That old joke doesn’t work anymore, for it’s now a legitimate question what time the Mass is celebrated in Christmas night. And it’s mostly not at midnight anymore, but earlier.
To be a bit technical, there never was anything called “Midnight Mass” in the Latin liturgical books. The four Masses of Christmas are now given as:
- in vigilia (vigil),
- in nocte (“in the night”),
- in aurora (“at dawn”), and
- in die (“of the day”).
Since the old rules didn’t allow the Mass in the night to be celebrated before the clock said it was Christmas day, and apparently there was this laudable desire to celebrate Eucharist as early as possible on the great feast day, “Midnight Mass” in common parlance was born.
And since the old rules began the Communion fast from food and drink at midnight… you can guess where this is going. In effect, no fasting was required before Midnight Mass, and one could eat and drink (and drink and drink) right up until Mass time. I’ve been told by older priests on the East Coast that there were “incidents” at times in the old days because of drunken worshipers at Midnight Mass.
Some tough old pastors announced that Communion would be given to no one at Midnight Mass, but immediately following it there would be a quick, read “Low Mass” with distribution of Communion. This was the “Mass of the Shepherds,” named for the Gospel reading of the third Mass. (In the terminology of the preconciliar missals, this was the second Mass of Christmas Day.) The sober ones would be able to hold out for this Mass.
“It’s a hell of a church,” as someone I know used to say.
Now, “Midnight Mass” is for the most part just one more piece of Catholic lore that has bitten the dust. The holdouts are getting to be few and far between.
St. John’s Abbey fell a few years ago – in part but not only because the boys in the boy choir sing better when it isn’t the middle of the night. Mass is at 10pm now. Anecdotal evidence suggests that most of the monastic community, particularly older monks, welcomed the change, but younger monks were quite disappointed. But when Pope Benedict moved the Mass up to 10pm in St. Peter’s Basilica, resistance became hopelessly futile.
The Tablet out of London says that Midnight Mass is falling victim to “drunken yobbos [is that what they call them over there??] and a drastic shortage of priests.” One priest estimated that fewer than 25% of parishes offer Mass at midnight. But the line that some Masses are as early as 5pm suggests that perhaps not everyone at The Tablet gets the difference between the first and the second Mass of Christmas.
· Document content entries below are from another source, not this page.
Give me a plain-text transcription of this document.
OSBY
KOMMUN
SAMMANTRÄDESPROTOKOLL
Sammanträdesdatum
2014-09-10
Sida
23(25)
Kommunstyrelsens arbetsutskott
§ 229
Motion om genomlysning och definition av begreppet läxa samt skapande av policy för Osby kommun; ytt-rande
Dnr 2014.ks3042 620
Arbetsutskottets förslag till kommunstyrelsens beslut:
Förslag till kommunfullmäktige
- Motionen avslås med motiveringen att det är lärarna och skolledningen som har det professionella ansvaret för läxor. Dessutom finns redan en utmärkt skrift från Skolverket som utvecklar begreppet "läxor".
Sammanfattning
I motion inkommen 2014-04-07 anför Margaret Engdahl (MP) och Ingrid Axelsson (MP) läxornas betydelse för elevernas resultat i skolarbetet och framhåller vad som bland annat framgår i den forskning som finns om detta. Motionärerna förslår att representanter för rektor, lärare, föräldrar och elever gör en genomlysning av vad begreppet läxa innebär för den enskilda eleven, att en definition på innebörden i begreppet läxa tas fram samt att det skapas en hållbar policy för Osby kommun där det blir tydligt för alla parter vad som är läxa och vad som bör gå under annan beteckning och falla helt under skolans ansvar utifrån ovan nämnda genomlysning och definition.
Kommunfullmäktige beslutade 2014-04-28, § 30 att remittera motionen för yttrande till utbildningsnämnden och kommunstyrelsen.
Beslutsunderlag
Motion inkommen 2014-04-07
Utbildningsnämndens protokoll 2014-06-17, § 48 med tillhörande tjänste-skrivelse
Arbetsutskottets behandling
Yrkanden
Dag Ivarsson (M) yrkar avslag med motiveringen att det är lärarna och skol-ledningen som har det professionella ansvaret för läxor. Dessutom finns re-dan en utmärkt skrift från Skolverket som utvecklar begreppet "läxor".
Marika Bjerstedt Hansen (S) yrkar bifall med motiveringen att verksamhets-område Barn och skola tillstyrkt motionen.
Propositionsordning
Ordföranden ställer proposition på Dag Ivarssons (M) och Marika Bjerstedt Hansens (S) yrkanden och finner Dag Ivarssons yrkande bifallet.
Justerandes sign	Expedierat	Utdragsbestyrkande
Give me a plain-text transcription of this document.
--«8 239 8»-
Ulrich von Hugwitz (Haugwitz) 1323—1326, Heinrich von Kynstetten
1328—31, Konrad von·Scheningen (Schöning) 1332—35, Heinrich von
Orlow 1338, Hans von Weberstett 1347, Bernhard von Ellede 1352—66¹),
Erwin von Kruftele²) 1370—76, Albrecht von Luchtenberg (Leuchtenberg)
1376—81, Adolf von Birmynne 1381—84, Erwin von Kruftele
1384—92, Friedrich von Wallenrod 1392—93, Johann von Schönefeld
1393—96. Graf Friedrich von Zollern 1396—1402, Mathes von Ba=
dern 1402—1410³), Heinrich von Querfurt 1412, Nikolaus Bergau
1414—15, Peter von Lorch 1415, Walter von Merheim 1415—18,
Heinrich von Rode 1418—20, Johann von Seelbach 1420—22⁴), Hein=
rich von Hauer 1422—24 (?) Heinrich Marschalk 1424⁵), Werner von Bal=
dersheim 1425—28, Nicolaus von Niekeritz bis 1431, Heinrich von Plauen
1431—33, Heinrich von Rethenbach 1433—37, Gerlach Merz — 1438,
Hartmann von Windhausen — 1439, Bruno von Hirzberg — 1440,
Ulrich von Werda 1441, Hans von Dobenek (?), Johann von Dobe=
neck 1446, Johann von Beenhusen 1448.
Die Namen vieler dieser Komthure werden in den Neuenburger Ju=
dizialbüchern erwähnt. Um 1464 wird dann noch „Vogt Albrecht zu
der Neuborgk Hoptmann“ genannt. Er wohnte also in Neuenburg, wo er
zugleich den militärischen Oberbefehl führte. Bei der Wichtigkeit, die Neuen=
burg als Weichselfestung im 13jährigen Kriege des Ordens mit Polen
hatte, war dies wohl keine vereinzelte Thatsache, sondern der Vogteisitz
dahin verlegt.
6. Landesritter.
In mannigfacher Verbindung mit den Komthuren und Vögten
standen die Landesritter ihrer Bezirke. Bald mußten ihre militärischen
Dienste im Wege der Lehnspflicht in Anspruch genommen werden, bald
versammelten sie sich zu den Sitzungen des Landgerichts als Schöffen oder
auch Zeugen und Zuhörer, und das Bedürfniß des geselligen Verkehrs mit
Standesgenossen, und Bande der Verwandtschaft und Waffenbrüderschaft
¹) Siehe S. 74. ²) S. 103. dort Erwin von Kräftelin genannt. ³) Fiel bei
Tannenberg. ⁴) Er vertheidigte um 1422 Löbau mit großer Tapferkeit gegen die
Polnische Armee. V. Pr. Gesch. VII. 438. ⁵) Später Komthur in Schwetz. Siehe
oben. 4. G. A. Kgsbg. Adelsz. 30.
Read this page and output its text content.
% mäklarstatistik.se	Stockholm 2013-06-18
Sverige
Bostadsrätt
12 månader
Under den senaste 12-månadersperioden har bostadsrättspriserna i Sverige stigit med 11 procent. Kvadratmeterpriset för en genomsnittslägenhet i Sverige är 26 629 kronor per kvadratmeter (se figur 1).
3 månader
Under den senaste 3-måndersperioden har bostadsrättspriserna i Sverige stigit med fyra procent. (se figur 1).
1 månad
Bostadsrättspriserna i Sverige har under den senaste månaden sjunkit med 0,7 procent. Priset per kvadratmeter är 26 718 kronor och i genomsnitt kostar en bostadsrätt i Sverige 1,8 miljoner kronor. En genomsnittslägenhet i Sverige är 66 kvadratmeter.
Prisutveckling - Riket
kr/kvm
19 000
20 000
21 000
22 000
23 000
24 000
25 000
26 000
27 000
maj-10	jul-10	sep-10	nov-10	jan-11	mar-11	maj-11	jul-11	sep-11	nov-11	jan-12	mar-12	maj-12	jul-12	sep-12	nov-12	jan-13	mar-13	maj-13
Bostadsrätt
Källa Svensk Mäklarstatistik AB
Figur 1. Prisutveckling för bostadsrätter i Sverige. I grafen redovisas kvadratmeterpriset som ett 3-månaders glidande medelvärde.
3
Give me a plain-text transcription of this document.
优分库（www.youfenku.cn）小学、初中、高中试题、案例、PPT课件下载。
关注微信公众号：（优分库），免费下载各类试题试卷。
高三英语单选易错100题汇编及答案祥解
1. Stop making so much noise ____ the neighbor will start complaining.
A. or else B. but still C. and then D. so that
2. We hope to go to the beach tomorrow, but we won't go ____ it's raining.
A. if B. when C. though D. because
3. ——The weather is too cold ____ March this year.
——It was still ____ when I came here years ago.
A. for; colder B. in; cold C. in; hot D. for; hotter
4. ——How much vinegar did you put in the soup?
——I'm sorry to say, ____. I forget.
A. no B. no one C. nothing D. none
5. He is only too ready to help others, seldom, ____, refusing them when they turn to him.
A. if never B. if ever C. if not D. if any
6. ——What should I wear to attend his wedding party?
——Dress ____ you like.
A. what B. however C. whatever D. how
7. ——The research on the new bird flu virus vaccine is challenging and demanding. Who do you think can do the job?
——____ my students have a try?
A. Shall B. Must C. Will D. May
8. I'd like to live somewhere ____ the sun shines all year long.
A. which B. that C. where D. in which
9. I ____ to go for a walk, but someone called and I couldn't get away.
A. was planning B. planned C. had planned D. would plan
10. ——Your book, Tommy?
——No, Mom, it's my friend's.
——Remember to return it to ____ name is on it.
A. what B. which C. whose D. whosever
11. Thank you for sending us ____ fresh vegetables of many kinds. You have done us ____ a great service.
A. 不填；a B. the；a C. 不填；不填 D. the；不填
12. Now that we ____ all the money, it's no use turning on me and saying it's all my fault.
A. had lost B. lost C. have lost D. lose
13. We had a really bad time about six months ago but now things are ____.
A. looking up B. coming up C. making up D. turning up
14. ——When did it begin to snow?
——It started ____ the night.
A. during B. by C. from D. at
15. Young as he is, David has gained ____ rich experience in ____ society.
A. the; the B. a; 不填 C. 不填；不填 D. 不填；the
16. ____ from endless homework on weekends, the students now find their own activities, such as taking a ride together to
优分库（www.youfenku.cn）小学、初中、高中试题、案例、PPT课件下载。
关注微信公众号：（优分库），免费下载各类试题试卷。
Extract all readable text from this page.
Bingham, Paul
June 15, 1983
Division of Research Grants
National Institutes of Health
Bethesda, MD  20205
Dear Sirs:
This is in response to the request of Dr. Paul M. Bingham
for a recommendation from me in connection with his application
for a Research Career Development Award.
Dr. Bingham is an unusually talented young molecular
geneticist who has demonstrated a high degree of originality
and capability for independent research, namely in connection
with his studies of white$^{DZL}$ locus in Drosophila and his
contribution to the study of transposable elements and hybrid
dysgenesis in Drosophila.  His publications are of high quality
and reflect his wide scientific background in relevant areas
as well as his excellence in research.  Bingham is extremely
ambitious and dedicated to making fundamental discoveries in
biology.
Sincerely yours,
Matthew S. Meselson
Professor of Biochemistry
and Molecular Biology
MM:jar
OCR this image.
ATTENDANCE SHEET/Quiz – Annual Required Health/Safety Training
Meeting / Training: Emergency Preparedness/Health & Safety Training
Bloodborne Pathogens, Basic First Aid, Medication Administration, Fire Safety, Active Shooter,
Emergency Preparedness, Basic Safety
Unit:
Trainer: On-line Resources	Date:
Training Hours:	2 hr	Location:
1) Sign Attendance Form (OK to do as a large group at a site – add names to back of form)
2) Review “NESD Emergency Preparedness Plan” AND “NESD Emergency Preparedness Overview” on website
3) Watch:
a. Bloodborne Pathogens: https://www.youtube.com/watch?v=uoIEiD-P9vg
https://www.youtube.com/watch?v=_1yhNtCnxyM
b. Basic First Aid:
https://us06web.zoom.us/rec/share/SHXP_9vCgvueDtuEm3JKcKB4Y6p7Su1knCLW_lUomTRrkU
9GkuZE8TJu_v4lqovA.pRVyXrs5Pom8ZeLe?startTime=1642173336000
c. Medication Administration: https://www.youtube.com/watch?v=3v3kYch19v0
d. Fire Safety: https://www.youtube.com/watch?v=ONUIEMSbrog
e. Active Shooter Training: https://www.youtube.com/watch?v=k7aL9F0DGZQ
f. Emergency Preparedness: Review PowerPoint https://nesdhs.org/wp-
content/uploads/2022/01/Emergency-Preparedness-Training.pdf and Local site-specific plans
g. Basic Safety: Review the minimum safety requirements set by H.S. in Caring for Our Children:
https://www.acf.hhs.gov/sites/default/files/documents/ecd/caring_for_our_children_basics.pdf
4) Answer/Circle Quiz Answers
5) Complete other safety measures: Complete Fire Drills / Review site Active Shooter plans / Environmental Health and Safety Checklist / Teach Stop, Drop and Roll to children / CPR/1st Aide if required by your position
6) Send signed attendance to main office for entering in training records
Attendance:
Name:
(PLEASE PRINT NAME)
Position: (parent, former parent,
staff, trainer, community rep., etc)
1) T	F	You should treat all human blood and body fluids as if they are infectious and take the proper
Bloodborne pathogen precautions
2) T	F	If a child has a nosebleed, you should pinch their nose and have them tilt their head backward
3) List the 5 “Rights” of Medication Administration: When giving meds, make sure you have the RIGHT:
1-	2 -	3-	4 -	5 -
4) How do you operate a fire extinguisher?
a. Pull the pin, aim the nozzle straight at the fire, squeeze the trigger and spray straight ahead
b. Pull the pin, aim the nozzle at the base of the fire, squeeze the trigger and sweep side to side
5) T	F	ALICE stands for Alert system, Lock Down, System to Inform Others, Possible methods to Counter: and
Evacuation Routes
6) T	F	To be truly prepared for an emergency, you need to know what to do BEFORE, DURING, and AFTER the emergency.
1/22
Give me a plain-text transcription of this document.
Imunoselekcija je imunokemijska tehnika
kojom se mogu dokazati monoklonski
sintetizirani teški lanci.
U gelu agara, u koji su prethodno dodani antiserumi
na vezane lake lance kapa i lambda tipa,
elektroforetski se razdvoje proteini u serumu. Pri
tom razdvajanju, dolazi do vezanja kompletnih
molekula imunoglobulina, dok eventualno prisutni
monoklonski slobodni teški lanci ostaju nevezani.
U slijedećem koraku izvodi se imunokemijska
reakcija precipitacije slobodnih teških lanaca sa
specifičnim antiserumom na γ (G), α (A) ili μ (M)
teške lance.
25% seemed like a high estimate compared to things around here. I did a quick online search of about a dozen and a half Catholic parishes and monasteries in St. Cloud, Minnesota and westward down the interstate. Of the 20 Masses on December 24, the most popular time is 5pm (5 Masses). Then follows 4pm (4), 8pm (4), and 10pm (4), and 9pm (3). Nothing at midnight. One can only guess which of these are the vigil Mass and which are the Mass in the Night.
I regret the loss of Midnight Mass, truth be told. But Morning Prayer on Christmas Day, and also Noon Prayer and festive meal with the monks, sure works a lot better when one is well-rested and not tired and crabby. Thanks be to God for that, I guess.